Plug & Charge setup:
- Log into your Ford account, go to Connected Services, add a credit card for payment
- Open the FordPass app, select vehicle, Blue Oval Charge Network, Plug & Charge, enable the toggle.
- Use A Better Route Planner and Plugshare to plot fast charge stations, sort by 50 kW +, but always aim for 150 kW Electrify America stations. Everything else is minor league.
- Read recent check-ins to determine bad charging units in advance.
- The Ford navigation system will plot charge stops and give estimates on when to leave for the next session.
- If you have the latest software update the Ford navigation will pre-condition the battery en-route. This speeds up the charge time.
- Do a quick visual inspection for disabled chargers before parking. Keep in mind logistics of getting the cable to the fender charge port.
- Roll up and plug in the truck, it should start up after 5-60 seconds (alternative below). Leave the truck running in case you need to move it.
- It takes a minute for the charge rate (kW) to pop up on the screen. Make sure to take a quick look.
- Charge to 80% tops, ideally stop charging and move on whenever it drops below 130 kW. If you have chargers every 120+ miles this should be no problem.
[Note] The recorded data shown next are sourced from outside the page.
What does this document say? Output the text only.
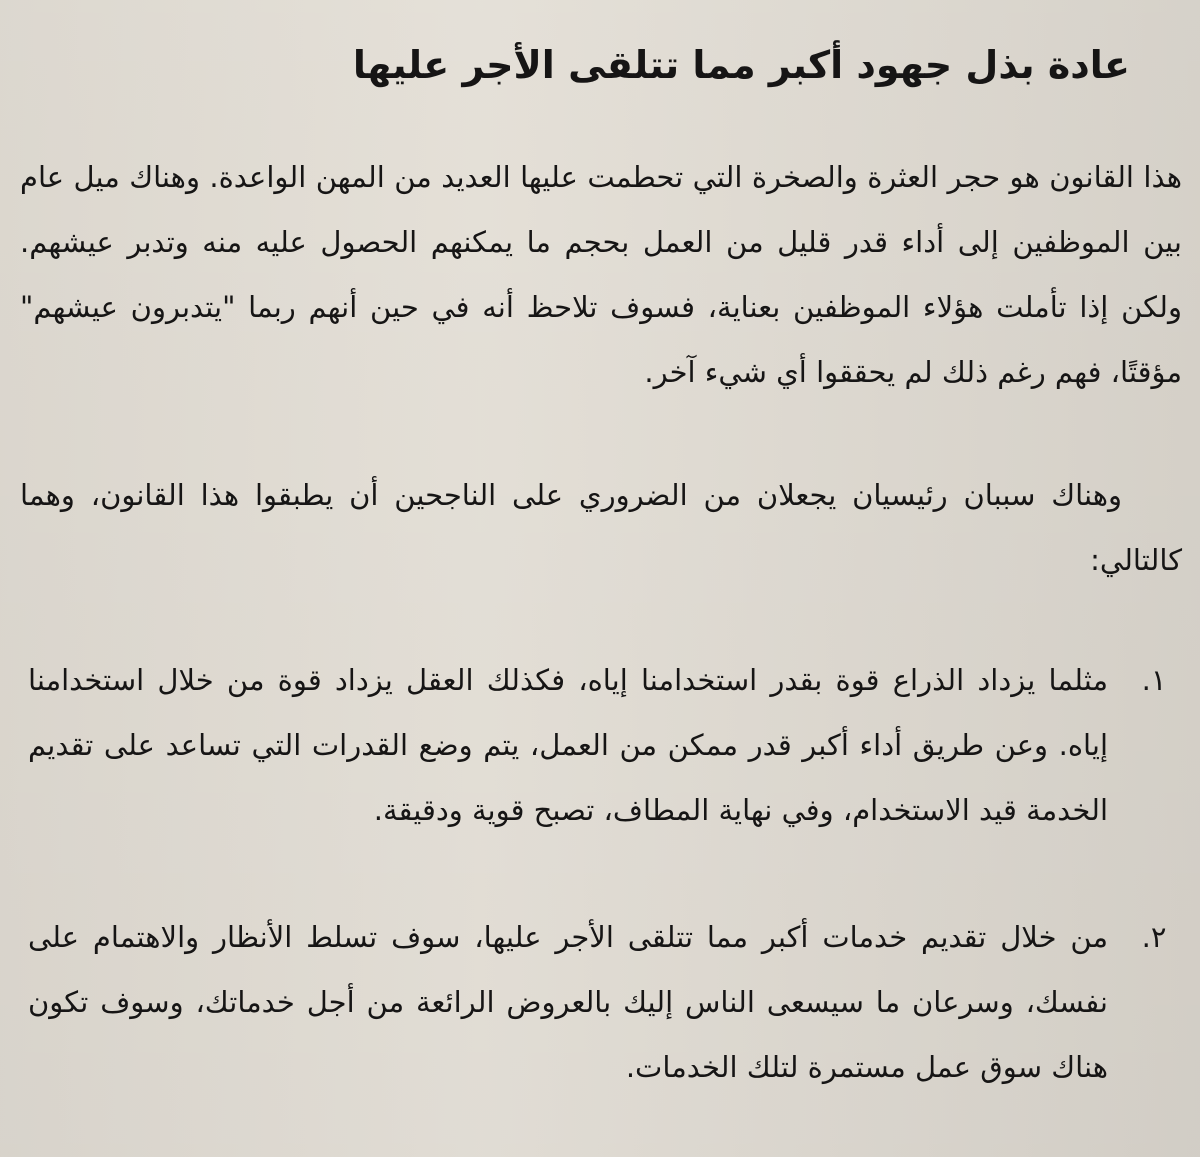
عادة بذل جهود أكبر مما تتلقى الأجر عليها
هذا القانون هو حجر العثرة والصخرة التي تحطمت عليها العديد من المهن الواعدة. وهناك ميل عام بين الموظفين إلى أداء قدر قليل من العمل بحجم ما يمكنهم الحصول عليه منه وتدبر عيشهم. ولكن إذا تأملت هؤلاء الموظفين بعناية، فسوف تلاحظ أنه في حين أنهم ربما "يتدبرون عيشهم" مؤقتًا، فهم رغم ذلك لم يحققوا أي شيء آخر.
وهناك سببان رئيسيان يجعلان من الضروري على الناجحين أن يطبقوا هذا القانون، وهما كالتالي:
١.
مثلما يزداد الذراع قوة بقدر استخدامنا إياه، فكذلك العقل يزداد قوة من خلال استخدامنا إياه. وعن طريق أداء أكبر قدر ممكن من العمل، يتم وضع القدرات التي تساعد على تقديم الخدمة قيد الاستخدام، وفي نهاية المطاف، تصبح قوية ودقيقة.
٢.
من خلال تقديم خدمات أكبر مما تتلقى الأجر عليها، سوف تسلط الأنظار والاهتمام على نفسك، وسرعان ما سيسعى الناس إليك بالعروض الرائعة من أجل خدماتك، وسوف تكون هناك سوق عمل مستمرة لتلك الخدمات.
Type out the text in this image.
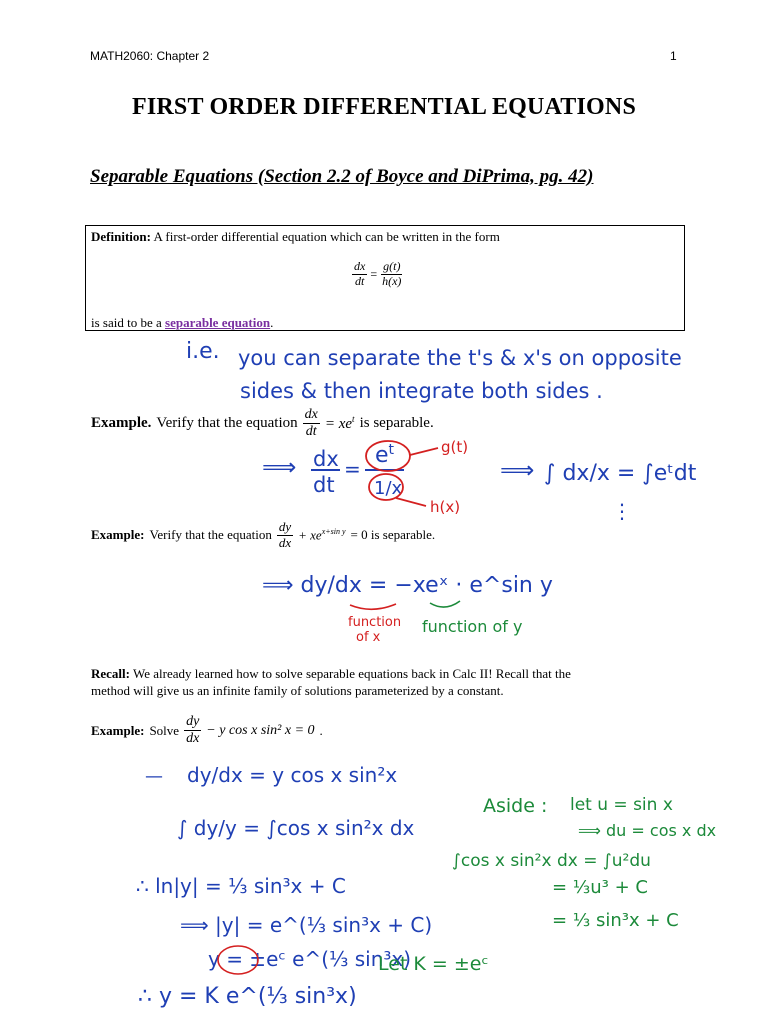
MATH2060: Chapter 2	1
FIRST ORDER DIFFERENTIAL EQUATIONS
Separable Equations (Section 2.2 of Boyce and DiPrima, pg. 42)
Definition: A first-order differential equation which can be written in the form
$\frac{dx}{dt} = \frac{g(t)}{h(x)}$
is said to be a separable equation.
i.e. you can separate the t's & x's on opposite
sides & then integrate both sides .
Example. Verify that the equation $\frac{dx}{dt} = xe^t$ is separable.
⟹ dx
dt
=
$e^t$
1/x
⟹ ∫ dx/x = ∫eᵗdt
⋮
g(t)
h(x)
Example: Verify that the equation $\frac{dy}{dx} + xe^{x+sin y} = 0$ is separable.
⟹ dy/dx = −xeˣ · e^sin y
function
of x
function of y
Recall: We already learned how to solve separable equations back in Calc II! Recall that the
method will give us an infinite family of solutions parameterized by a constant.
Example: Solve $\frac{dy}{dx} - y$ cos x sin² x = 0 .
— dy/dx = y cos x sin²x
∫ dy/y = ∫cos x sin²x dx
∴ ln|y| = ⅓ sin³x + C
⟹ |y| = e^(⅓ sin³x + C)
y = ±eᶜ e^(⅓ sin³x)
∴ y = K e^(⅓ sin³x)
Aside : let u = sin x
⟹ du = cos x dx
∫cos x sin²x dx = ∫u²du
= ⅓u³ + C
= ⅓ sin³x + C
Let K = ±eᶜ
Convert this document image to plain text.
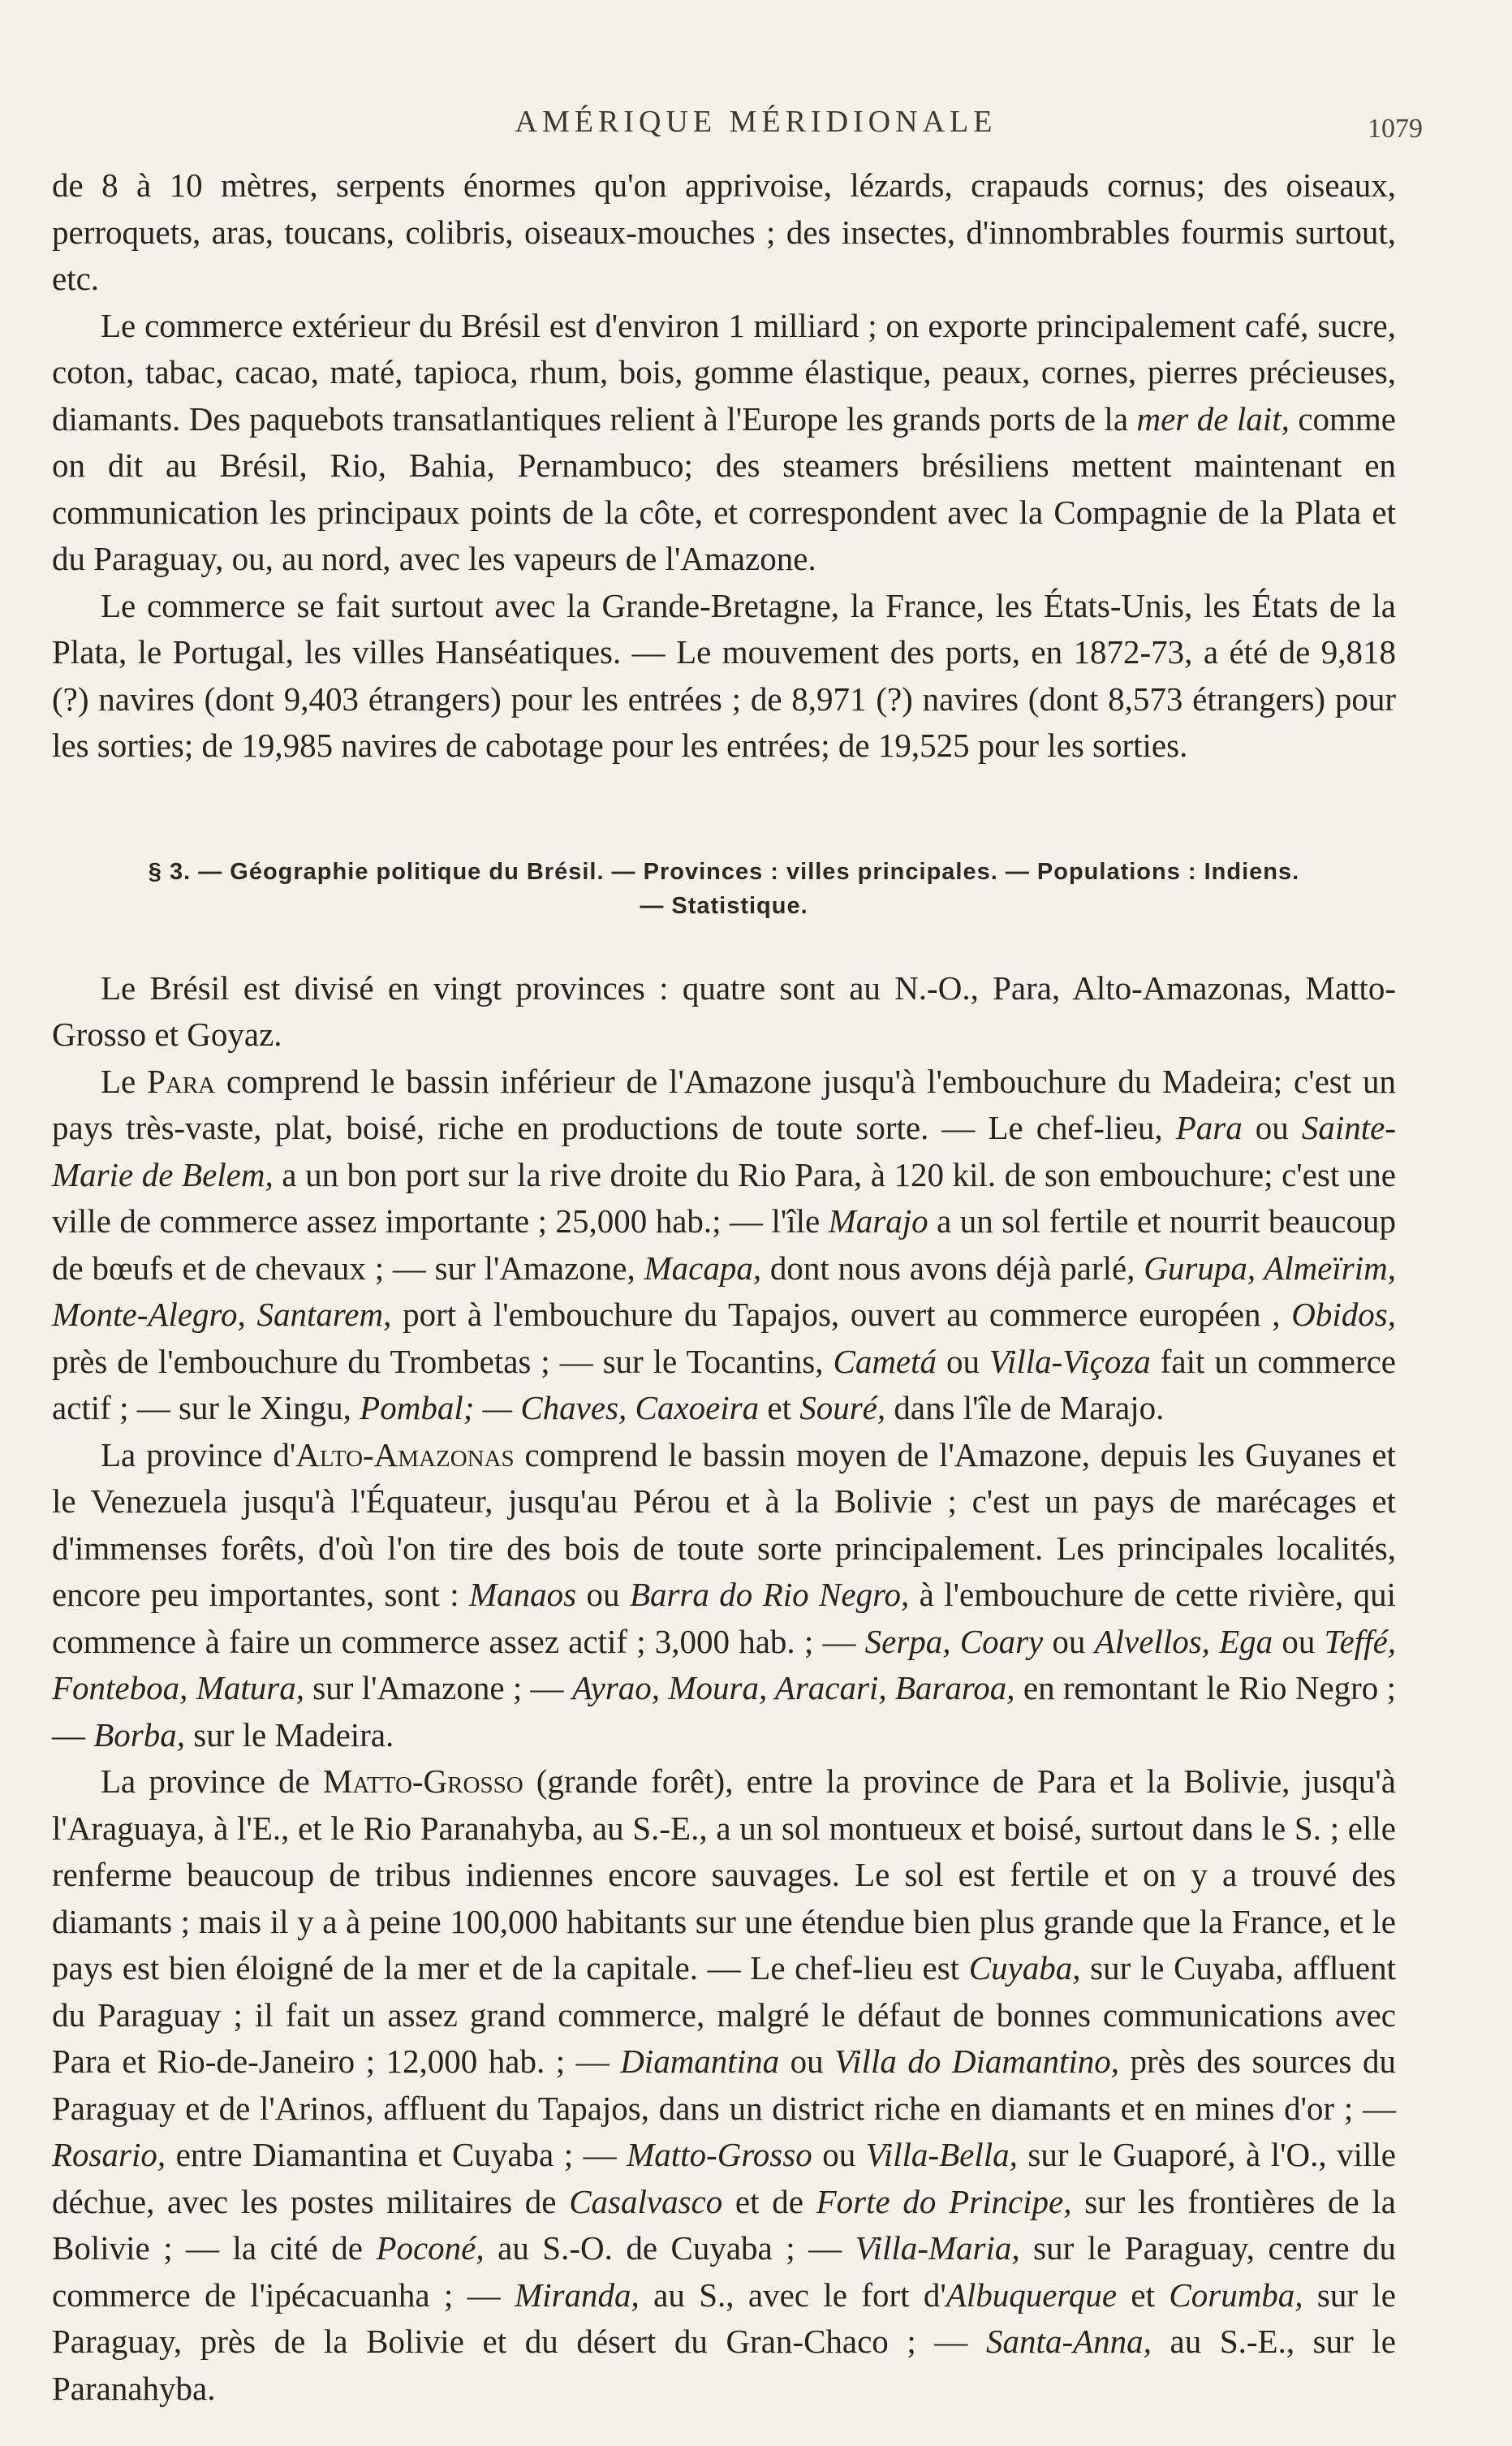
AMÉRIQUE MÉRIDIONALE	1079

de 8 à 10 mètres, serpents énormes qu'on apprivoise, lézards, crapauds cornus; des oiseaux, perroquets, aras, toucans, colibris, oiseaux-mouches ; des insectes, d'innombrables fourmis surtout, etc.

Le commerce extérieur du Brésil est d'environ 1 milliard ; on exporte principalement café, sucre, coton, tabac, cacao, maté, tapioca, rhum, bois, gomme élastique, peaux, cornes, pierres précieuses, diamants. Des paquebots transatlantiques relient à l'Europe les grands ports de la mer de lait, comme on dit au Brésil, Rio, Bahia, Pernambuco; des steamers brésiliens mettent maintenant en communication les principaux points de la côte, et correspondent avec la Compagnie de la Plata et du Paraguay, ou, au nord, avec les vapeurs de l'Amazone.

Le commerce se fait surtout avec la Grande-Bretagne, la France, les États-Unis, les États de la Plata, le Portugal, les villes Hanséatiques. — Le mouvement des ports, en 1872-73, a été de 9,818 (?) navires (dont 9,403 étrangers) pour les entrées ; de 8,971 (?) navires (dont 8,573 étrangers) pour les sorties; de 19,985 navires de cabotage pour les entrées; de 19,525 pour les sorties.

§ 3. — Géographie politique du Brésil. — Provinces : villes principales. — Populations : Indiens.
— Statistique.

Le Brésil est divisé en vingt provinces : quatre sont au N.-O., Para, Alto-Amazonas, Matto-Grosso et Goyaz.

Le Para comprend le bassin inférieur de l'Amazone jusqu'à l'embouchure du Madeira; c'est un pays très-vaste, plat, boisé, riche en productions de toute sorte. — Le chef-lieu, Para ou Sainte-Marie de Belem, a un bon port sur la rive droite du Rio Para, à 120 kil. de son embouchure; c'est une ville de commerce assez importante ; 25,000 hab.; — l'île Marajo a un sol fertile et nourrit beaucoup de bœufs et de chevaux ; — sur l'Amazone, Macapa, dont nous avons déjà parlé, Gurupa, Almeïrim, Monte-Alegro, Santarem, port à l'embouchure du Tapajos, ouvert au commerce européen , Obidos, près de l'embouchure du Trombetas ; — sur le Tocantins, Cametá ou Villa-Viçoza fait un commerce actif ; — sur le Xingu, Pombal; — Chaves, Caxoeira et Souré, dans l'île de Marajo.

La province d'Alto-Amazonas comprend le bassin moyen de l'Amazone, depuis les Guyanes et le Venezuela jusqu'à l'Équateur, jusqu'au Pérou et à la Bolivie ; c'est un pays de marécages et d'immenses forêts, d'où l'on tire des bois de toute sorte principalement. Les principales localités, encore peu importantes, sont : Manaos ou Barra do Rio Negro, à l'embouchure de cette rivière, qui commence à faire un commerce assez actif ; 3,000 hab. ; — Serpa, Coary ou Alvellos, Ega ou Teffé, Fonteboa, Matura, sur l'Amazone ; — Ayrao, Moura, Aracari, Bararoa, en remontant le Rio Negro ; — Borba, sur le Madeira.

La province de Matto-Grosso (grande forêt), entre la province de Para et la Bolivie, jusqu'à l'Araguaya, à l'E., et le Rio Paranahyba, au S.-E., a un sol montueux et boisé, surtout dans le S. ; elle renferme beaucoup de tribus indiennes encore sauvages. Le sol est fertile et on y a trouvé des diamants ; mais il y a à peine 100,000 habitants sur une étendue bien plus grande que la France, et le pays est bien éloigné de la mer et de la capitale. — Le chef-lieu est Cuyaba, sur le Cuyaba, affluent du Paraguay ; il fait un assez grand commerce, malgré le défaut de bonnes communications avec Para et Rio-de-Janeiro ; 12,000 hab. ; — Diamantina ou Villa do Diamantino, près des sources du Paraguay et de l'Arinos, affluent du Tapajos, dans un district riche en diamants et en mines d'or ; — Rosario, entre Diamantina et Cuyaba ; — Matto-Grosso ou Villa-Bella, sur le Guaporé, à l'O., ville déchue, avec les postes militaires de Casalvasco et de Forte do Principe, sur les frontières de la Bolivie ; — la cité de Poconé, au S.-O. de Cuyaba ; — Villa-Maria, sur le Paraguay, centre du commerce de l'ipécacuanha ; — Miranda, au S., avec le fort d'Albuquerque et Corumba, sur le Paraguay, près de la Bolivie et du désert du Gran-Chaco ; — Santa-Anna, au S.-E., sur le Paranahyba.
- You will likely be charging to ~65% and draining to 10-20% most of the time. This takes about 27 minutes in my experience.
- Charge more for headwinds, elevation, cold weather, etc.
- Monitor the session via app or visually on the charger display since it could stop midway.
Troubleshooting:
- 30 kW = bad cooling loop, move to another charger
- <80 kW in warm weather in the 20-70% range means the charger is probably bad
- Trouble initiating: try holding the top of the plug flush to the truck while starting the charge
- EA app says you are still charging at the previous location: log out and force quit app
- If your battery buffer seems low, slow down. Every 5 mph above 60 mph equates to a ton of extra drag. Efficiency falls off a cliff at 80 mph.
- If you really get into a pinch, RV parks typically have 50A outlets. This is around 8% per hour charge.
- A Tesla to J1772 adapter will allow you to overnight charge at many hotels across the US (they do not work on Superchargers)
- AirBNB has an EV charger filter but I have found it is unreliable. Hosts are also clueless. More often than not their "EV Charger" is a 120V outlet 30 feet from the parking space
- It doesn't hurt to have apps pre-downloaded for other networks (Chargepoint, EVGo, Francis Energy, Greenlots). They should never be your first choice though on a long trip.